Bien davantage que la spectaculaire constatation d’une guérison miraculeuse racontée dans le détail à la façon d’un reportage, le voyage et le séjour à Lourdes d’Alexis Carrel sont la prière instante d’un homme qui souhaite une conversion opérée par l’empire de faits d’évidence.
Les circonstances de l’expérience sont posément données, mais avec le tempérament d’un nom d’emprunt que se donne la narrateur, et d’un pseudonyme pour la miraculée (Marie Ferrand pour Marie Bailly).
Celui-ci a pris un train de pèlerinage pour voir s’il y avait vraiment comme l’assurent les récits de Lourdes des modifications réelles… Lorsque des faits extraordinaires, comme ceux que les feuilles pieuses attribuent à Lourdes, sont signalés, il est bien facile de les examiner sans parti pris, comme on étudierait un malade dans un hôpital, ou comme s’il s’agissait d’une expérience de laboratoire.Si l’on découvre des supercheries ou des erreurs, on a alors le droit de les signaler. Si, par impossible, les faits étaient réels, on aurait la bonne fortune de voir une chose infiniment intéressante, qui pourrait mettre sur la voie de choses fort sérieuses. … S’il avait su l’extrême difficulté de faire des observations sur ces malades, l’impossibilité de les étudier avant le départ, sans doute aurait-il abandonné la partie.

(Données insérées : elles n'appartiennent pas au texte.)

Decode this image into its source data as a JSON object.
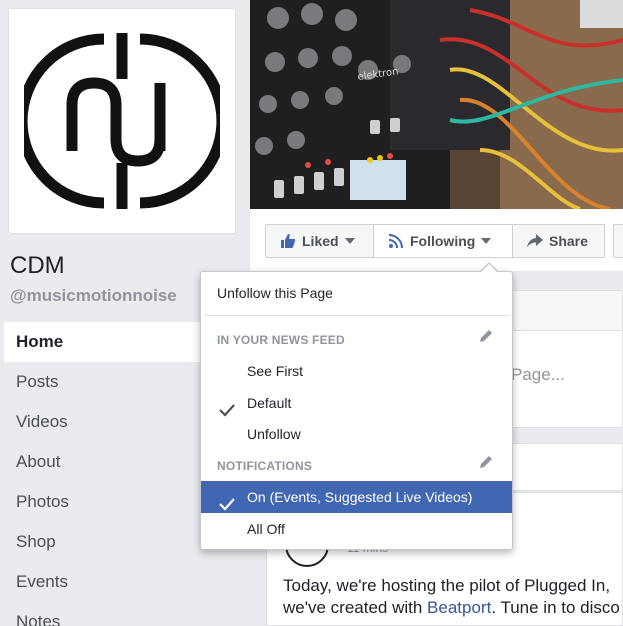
{
  "page": {
    "name": "CDM",
    "handle": "@musicmotionnoise"
  },
  "left_nav": {
    "items": [
      {
        "label": "Home",
        "active": true
      },
      {
        "label": "Posts",
        "active": false
      },
      {
        "label": "Videos",
        "active": false
      },
      {
        "label": "About",
        "active": false
      },
      {
        "label": "Photos",
        "active": false
      },
      {
        "label": "Shop",
        "active": false
      },
      {
        "label": "Events",
        "active": false
      },
      {
        "label": "Notes",
        "active": false
      }
    ]
  },
  "action_bar": {
    "liked_label": "Liked",
    "following_label": "Following",
    "share_label": "Share",
    "liked_icon": "thumbs-up-icon",
    "following_icon": "rss-feed-icon",
    "share_icon": "share-arrow-icon"
  },
  "dropdown": {
    "unfollow_page": "Unfollow this Page",
    "news_feed_header": "IN YOUR NEWS FEED",
    "news_feed_options": [
      {
        "label": "See First",
        "checked": false
      },
      {
        "label": "Default",
        "checked": true
      },
      {
        "label": "Unfollow",
        "checked": false
      }
    ],
    "notifications_header": "NOTIFICATIONS",
    "notification_options": [
      {
        "label": "On (Events, Suggested Live Videos)",
        "checked": true,
        "highlighted": true
      },
      {
        "label": "All Off",
        "checked": false
      }
    ]
  },
  "feed": {
    "partial_hint": "Page...",
    "post_meta": "11 mins",
    "post_line1": "Today, we're hosting the pilot of Plugged In,",
    "post_line2_prefix": "we've created with ",
    "post_line2_link": "Beatport",
    "post_line2_suffix": ". Tune in to disco"
  },
  "colors": {
    "accent": "#4267b2",
    "link": "#365899",
    "muted": "#90949c",
    "background": "#e9ebee"
  }
}
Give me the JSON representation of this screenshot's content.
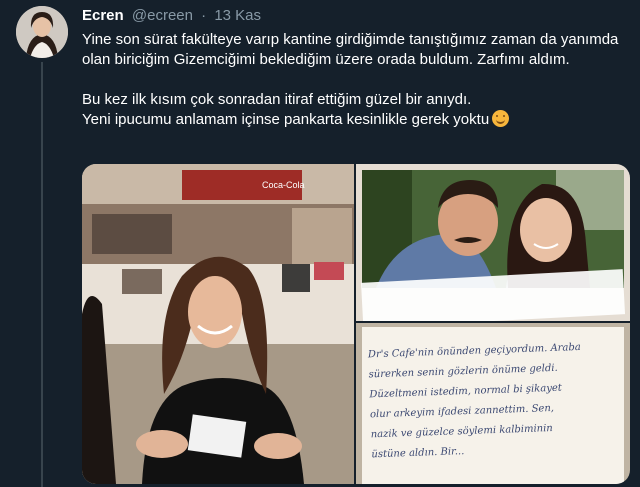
{
  "tweet": {
    "author_name": "Ecren",
    "author_handle": "@ecreen",
    "separator": "·",
    "timestamp": "13 Kas",
    "paragraph_1": "Yine son sürat fakülteye varıp kantine girdiğimde tanıştığımız zaman da yanımda olan biriciğim Gizemciğimi beklediğim üzere orada buldum. Zarfımı aldım.",
    "paragraph_2_line_1": "Bu kez ilk kısım çok sonradan itiraf ettiğim güzel bir anıydı.",
    "paragraph_2_line_2": "Yeni ipucumu anlamam içinse pankarta kesinlikle gerek yoktu",
    "emoji": "smiling-face-with-smiling-eyes"
  },
  "media": {
    "sign_text": "Coca-Cola",
    "note_lines": [
      "Dr's Cafe'nin önünden geçiyordum. Araba",
      "sürerken senin gözlerin önüme geldi.",
      "Düzeltmeni istedim, normal bi şikayet",
      "olur arkeyim ifadesi zannettim. Sen,",
      "nazik ve güzelce söylemi kalbiminin",
      "üstüne aldın. Bir..."
    ]
  }
}
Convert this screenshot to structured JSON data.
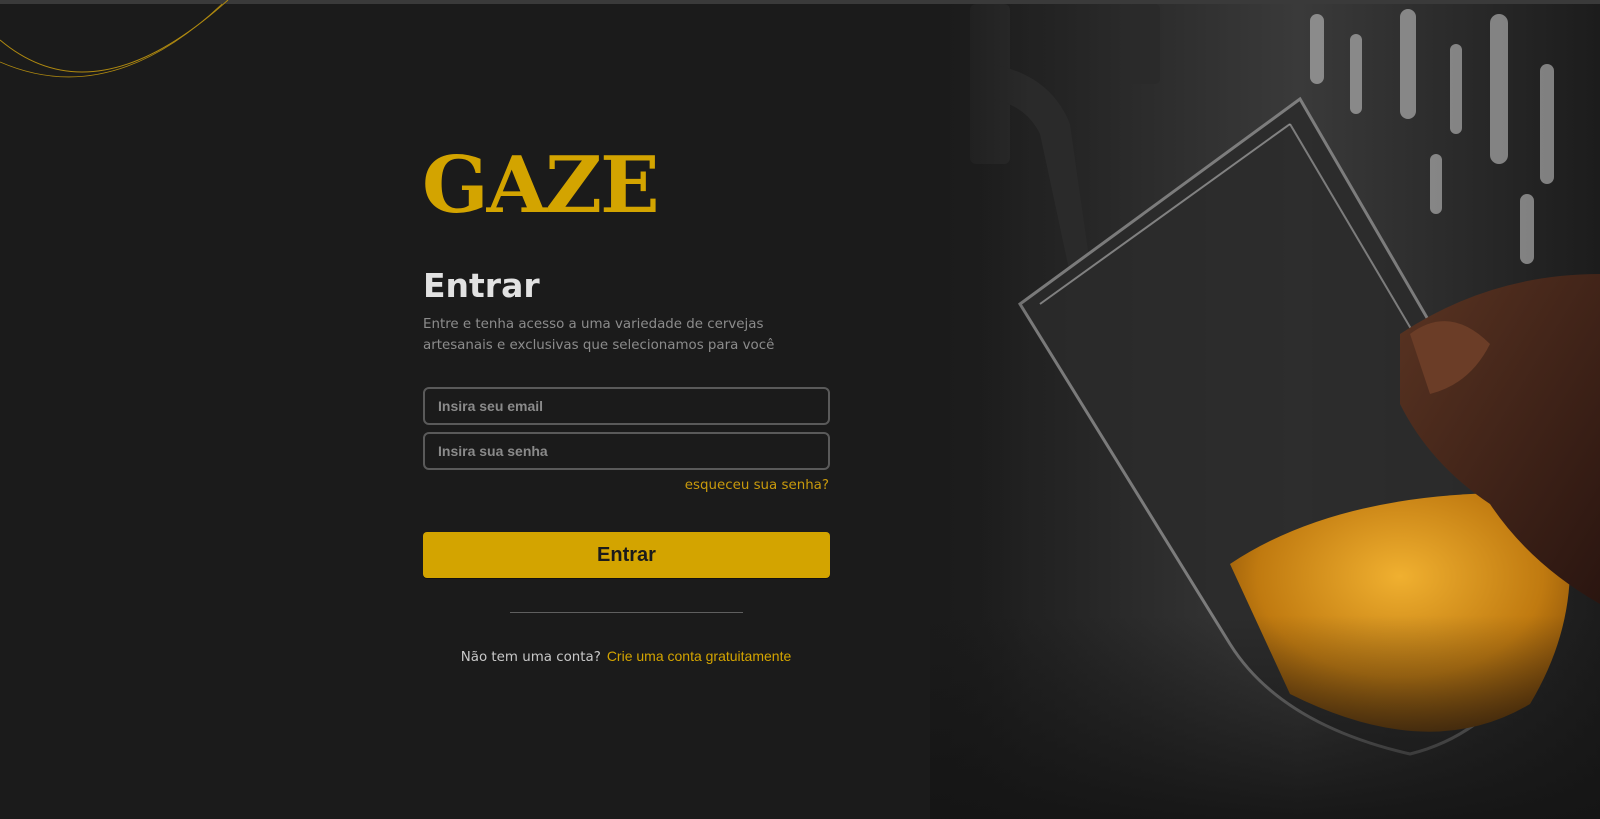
{
  "brand": {
    "logo_text": "GAZE",
    "accent_color": "#d3a400"
  },
  "login": {
    "title": "Entrar",
    "subtitle_line1": "Entre e tenha acesso a uma variedade de cervejas",
    "subtitle_line2": "artesanais e exclusivas que selecionamos para você",
    "email_placeholder": "Insira seu email",
    "password_placeholder": "Insira sua senha",
    "forgot_label": "esqueceu sua senha?",
    "submit_label": "Entrar",
    "no_account_text": "Não tem uma conta?",
    "signup_link": "Crie uma conta gratuitamente"
  },
  "hero_image": {
    "description_icon": "beer-tap-photo",
    "background": "#151515"
  }
}
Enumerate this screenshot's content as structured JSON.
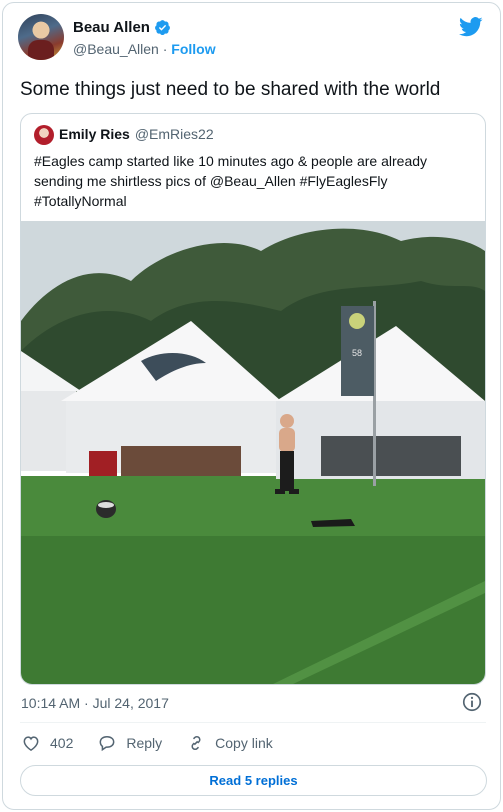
{
  "author": {
    "name": "Beau Allen",
    "handle": "@Beau_Allen",
    "separator": "·",
    "follow_label": "Follow"
  },
  "tweet": {
    "text": "Some things just need to be shared with the world"
  },
  "quoted": {
    "name": "Emily Ries",
    "handle": "@EmRies22",
    "text": "#Eagles camp started like 10 minutes ago & people are already sending me shirtless pics of @Beau_Allen #FlyEaglesFly #TotallyNormal",
    "banner_number": "58"
  },
  "meta": {
    "timestamp": "10:14 AM · Jul 24, 2017"
  },
  "actions": {
    "like_count": "402",
    "reply_label": "Reply",
    "copy_label": "Copy link"
  },
  "read_replies_label": "Read 5 replies",
  "colors": {
    "brand": "#1d9bf0",
    "link_button": "#006fd6",
    "muted_text": "#536471",
    "border": "#cfd9de"
  },
  "icons": [
    "verified-badge-icon",
    "twitter-bird-icon",
    "info-icon",
    "heart-icon",
    "reply-bubble-icon",
    "link-icon"
  ]
}
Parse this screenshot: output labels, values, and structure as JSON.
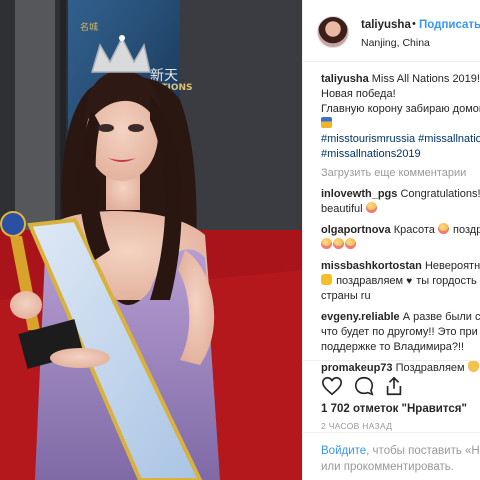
{
  "post": {
    "username": "taliyusha",
    "separator": "•",
    "follow_label": "Подписаться",
    "location": "Nanjing, China",
    "caption_username": "taliyusha",
    "caption_line1": "Miss All Nations 2019!",
    "caption_line2": "Новая победа!",
    "caption_line3": "Главную корону забираю домой",
    "hashtags_line1": "#misstourismrussia #missallnations",
    "hashtags_line2": "#missallnations2019",
    "load_more": "Загрузить еще комментарии"
  },
  "backdrop": {
    "banner_line1": "名城",
    "banner_line2": "ALL NATIONS",
    "banner_line3": "新天"
  },
  "comments": [
    {
      "user": "inlovewth_pgs",
      "text": "Congratulations! s",
      "text2": "beautiful"
    },
    {
      "user": "olgaportnova",
      "text": "Красота",
      "text_after": "поздр"
    },
    {
      "user": "missbashkortostan",
      "text": "Невероятная",
      "text2": "поздравляем",
      "text2b": "ты гордость",
      "text3": "страны ru"
    },
    {
      "user": "evgeny.reliable",
      "text": "А разве были со",
      "text2": "что будет по другому!! Это при",
      "text3": "поддержке то Владимира?!!"
    },
    {
      "user": "promakeup73",
      "text": "Поздравляем"
    }
  ],
  "actions": {
    "like_icon": "heart-icon",
    "comment_icon": "comment-icon",
    "share_icon": "share-icon",
    "likes": "1 702 отметок \"Нравится\"",
    "time_ago": "2 ЧАСОВ НАЗАД"
  },
  "login": {
    "link": "Войдите",
    "text": ", чтобы поставить «Нра",
    "text2": "или прокомментировать."
  },
  "colors": {
    "link_blue": "#3897f0",
    "hashtag": "#003569",
    "carpet": "#b5161b"
  }
}
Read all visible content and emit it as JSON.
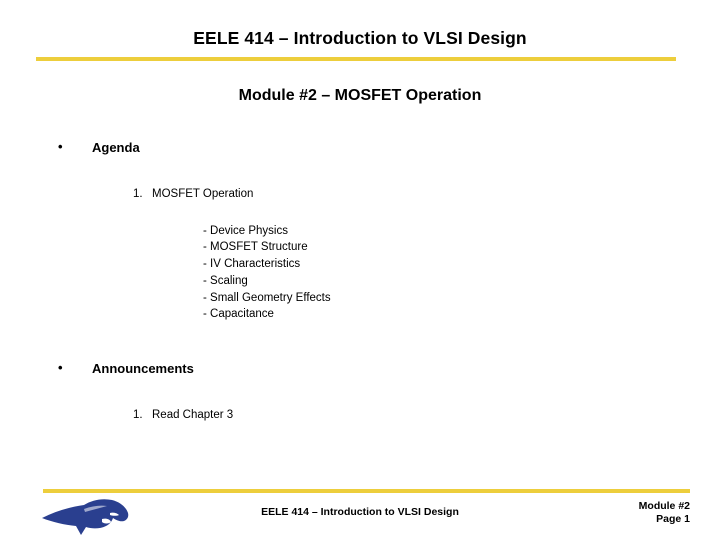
{
  "slide": {
    "title": "EELE 414 – Introduction to VLSI Design",
    "subtitle": "Module #2 – MOSFET Operation",
    "accent_color": "#edce3c",
    "logo_color": "#2a3f8f",
    "sections": [
      {
        "bullet": "•",
        "heading": "Agenda",
        "items": [
          {
            "number": "1.",
            "label": "MOSFET Operation",
            "subitems": [
              "- Device Physics",
              "- MOSFET Structure",
              "- IV Characteristics",
              "- Scaling",
              "- Small Geometry Effects",
              "- Capacitance"
            ]
          }
        ]
      },
      {
        "bullet": "•",
        "heading": "Announcements",
        "items": [
          {
            "number": "1.",
            "label": "Read Chapter 3",
            "subitems": []
          }
        ]
      }
    ]
  },
  "footer": {
    "logo_name": "msu-bobcat-logo",
    "center_text": "EELE 414 – Introduction to VLSI Design",
    "module_label": "Module #2",
    "page_label": "Page 1"
  }
}
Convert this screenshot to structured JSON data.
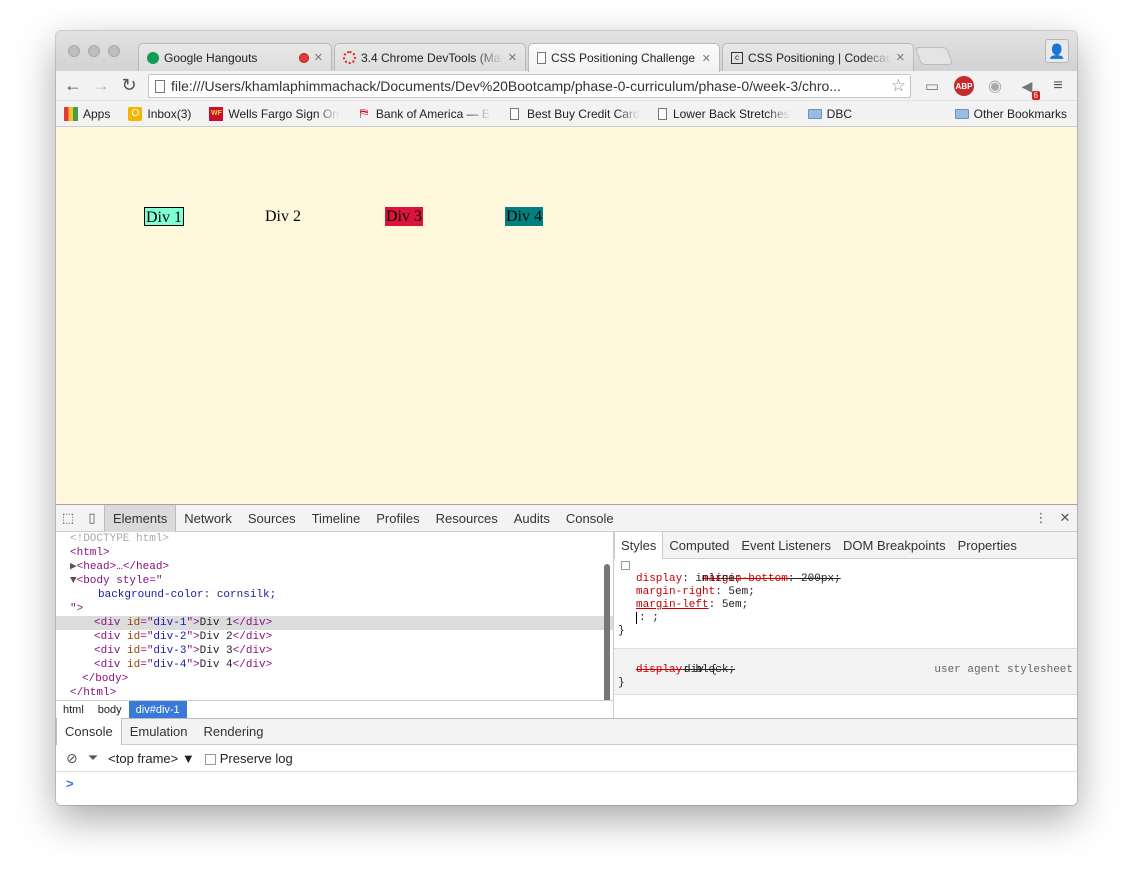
{
  "colors": {
    "page_background": "#fff8dc",
    "div1_background": "#7fffd4",
    "div3_background": "#dc143c",
    "div4_background": "#008080",
    "selection_blue": "#3879d9"
  },
  "tabs": [
    {
      "title": "Google Hangouts",
      "icon": "hangouts-icon"
    },
    {
      "title": "3.4 Chrome DevTools (Man",
      "icon": "devtools-loading-icon"
    },
    {
      "title": "CSS Positioning Challenge",
      "icon": "page-icon"
    },
    {
      "title": "CSS Positioning | Codecad",
      "icon": "codecademy-icon"
    }
  ],
  "toolbar": {
    "url": "file:///Users/khamlaphimmachack/Documents/Dev%20Bootcamp/phase-0-curriculum/phase-0/week-3/chro...",
    "ext_abp_label": "ABP",
    "ext_badge": "6"
  },
  "bookmarks": [
    {
      "label": "Apps",
      "icon": "apps-grid-icon"
    },
    {
      "label": "Inbox(3)",
      "icon": "inbox-icon"
    },
    {
      "label": "Wells Fargo Sign On",
      "icon": "wells-fargo-icon"
    },
    {
      "label": "Bank of America — B",
      "icon": "boa-icon"
    },
    {
      "label": "Best Buy Credit Card",
      "icon": "page-icon"
    },
    {
      "label": "Lower Back Stretches",
      "icon": "page-icon"
    },
    {
      "label": "DBC",
      "icon": "folder-icon"
    }
  ],
  "other_bookmarks": "Other Bookmarks",
  "page": {
    "divs": [
      "Div 1",
      "Div 2",
      "Div 3",
      "Div 4"
    ]
  },
  "devtools": {
    "tabs": [
      "Elements",
      "Network",
      "Sources",
      "Timeline",
      "Profiles",
      "Resources",
      "Audits",
      "Console"
    ],
    "active_tab": "Elements",
    "styles_tabs": [
      "Styles",
      "Computed",
      "Event Listeners",
      "DOM Breakpoints",
      "Properties"
    ],
    "breadcrumbs": [
      "html",
      "body",
      "div#div-1"
    ],
    "drawer_tabs": [
      "Console",
      "Emulation",
      "Rendering"
    ],
    "frame_select": "<top frame>",
    "preserve_log": "Preserve log",
    "prompt": ">",
    "elements_lines": {
      "doctype": "<!DOCTYPE html>",
      "html_open": "<html>",
      "head": "<head>…</head>",
      "body_open": "<body style=\"",
      "body_style": "background-color: cornsilk;",
      "body_close_attr": "\">",
      "div1_id": "div-1",
      "div2_id": "div-2",
      "div3_id": "div-3",
      "div4_id": "div-4",
      "div1_text": "Div 1",
      "div2_text": "Div 2",
      "div3_text": "Div 3",
      "div4_text": "Div 4",
      "body_end": "</body>",
      "html_end": "</html>"
    },
    "styles": {
      "p1_name": "margin-bottom",
      "p1_val": "200px",
      "p2_name": "display",
      "p2_val": "inline",
      "p3_name": "margin-right",
      "p3_val": "5em",
      "p4_name": "margin-left",
      "p4_val": "5em",
      "empty_prop": ": ;",
      "close_brace": "}",
      "ua_selector": "div {",
      "ua_label": "user agent stylesheet",
      "ua_prop_name": "display",
      "ua_prop_val": "block"
    }
  }
}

Mais, à présent, il était trop tard. (Le voyage de Lourdes suivi de Fragments de journal et de Méditations . Plon . éd. 1973 . pp. 18 & 19)
Carrel, alias Lerrac, est pris dans l’ambiance : aucun de ces êtres ne veut consentir à disparaître. Chacun ressent en lui-même ce besoin de vie, l’aspiration à la vie. Heureux ceux qui croient qu’il y a, au-dessus une intelligence qui dirige le petit engrenage de la machine et l’empêchera d’être broyé par les forces auveugles ! … Un immense souffle d’espoir jaillissait de tous ces désirs, de toutes ces angoisses et de tout cet amour.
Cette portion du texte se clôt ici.